God is my strong refuge,
and has made my way safe.
He made my feet like hinds’ feet,
and set me secure on the heights.
He trains my hands for war,
so that my arms can bend a bow of bronze.
(2 Sam 22:33-35/Psalm 18:33-34)

Yet even as Daniel plans for war and dreams of violent revenge, he and his friends find themselves drawn again and again to hear the teachings of a wandering rabbi in nearby Capernaum. This Jesus of Nazareth draws crowds wherever he goes and seems to possess the power of God – and yet his preaching is so strange! He promises that the Kingdom is at hand, but slips away when the crowds would crown him king; his followers are convinced that he is the one who will deliver Israel, but he refuses to mount armed resistance against the Romans. The novel unfolds as Daniel seeks his revenge while grappling with the challenge Jesus presents.

I had trouble putting this book down: it has adventure, drama, gripping emotional tension, true friendship, and true love. Plus it has Jesus!

Jesus hovers like a shadow at the edges of the story for the first half of the book; as he looms larger and larger in Daniel’s consciousness, he comes more clearly into focus in the narrative. All of the characters are thoroughly, convincingly realized, and Jesus is no exception – which must be tricky for a novelist. I mean, the guy is God and man; the logos of creation, the second Adam, and a tired, humble carpenter. Most creative writing teachers would advise against this combination of traits.
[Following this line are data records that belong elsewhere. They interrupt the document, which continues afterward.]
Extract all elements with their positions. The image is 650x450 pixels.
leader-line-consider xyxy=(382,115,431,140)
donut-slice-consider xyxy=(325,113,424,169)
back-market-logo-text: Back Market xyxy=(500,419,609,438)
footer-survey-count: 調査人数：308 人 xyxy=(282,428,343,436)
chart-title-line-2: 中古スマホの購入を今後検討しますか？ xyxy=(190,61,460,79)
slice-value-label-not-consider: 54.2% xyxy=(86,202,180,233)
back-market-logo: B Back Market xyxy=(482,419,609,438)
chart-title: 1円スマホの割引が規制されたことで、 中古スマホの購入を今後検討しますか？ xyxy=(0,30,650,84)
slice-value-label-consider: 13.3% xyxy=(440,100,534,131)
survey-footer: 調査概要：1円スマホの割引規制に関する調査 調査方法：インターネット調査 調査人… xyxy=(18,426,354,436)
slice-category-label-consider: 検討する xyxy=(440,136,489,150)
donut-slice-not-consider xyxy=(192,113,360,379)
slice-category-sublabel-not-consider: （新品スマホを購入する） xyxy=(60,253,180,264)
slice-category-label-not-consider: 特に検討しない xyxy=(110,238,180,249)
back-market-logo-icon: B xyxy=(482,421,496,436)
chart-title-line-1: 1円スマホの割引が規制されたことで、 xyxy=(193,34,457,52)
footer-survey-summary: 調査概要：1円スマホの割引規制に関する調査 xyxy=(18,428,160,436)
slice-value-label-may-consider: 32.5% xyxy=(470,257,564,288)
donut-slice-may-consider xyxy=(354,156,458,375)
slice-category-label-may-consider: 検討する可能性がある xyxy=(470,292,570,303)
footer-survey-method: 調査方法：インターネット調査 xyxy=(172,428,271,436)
But I loved this portrayal of Jesus. Daniel finds him frustrating, difficult to comprehend, yet utterly compelling. He can’t explain his attraction to this carpenter; he openly rejects him at one point; but he can’t get him out of his head. Much of the book is concerned with the search for a leader who will deliver Israel – what will this leader look like? How will he be recognized? When will he reveal himself? Jesus’ stubborn refusal to be the leader either the Zealots or the Pharisees demand, paired with his insistent call to “follow me” is something every major character in this novel must grapple with.

Daniel’s own struggle with Jesus’ call leads to a rich, satisfying conclusion – I wished I was reading it alongside some friends, because I wanted to dig into the final pages with someone else. But I’ll spare you the spoiler. Trust me – you want to find out on your own. Instead, I’ll leave you with my favorite passage from the whole book: a conversation between Daniel and his good friend, Simon the Zealot:

Daniel could not leave his friend without some answer. “Are you staying with Jesus, Simon?”
“If he will have me.”
“Is–is he one of us?”
Simon smiled. “A Zealot, you mean?”
“Isn’t that why you came? Have you asked him to join us?
“I had some such idea when I came,” Simon admitted. “But it has not worked out as I expected. No, I have not asked Jesus to join us. All I hope and long for now is that he will ask me to join him.”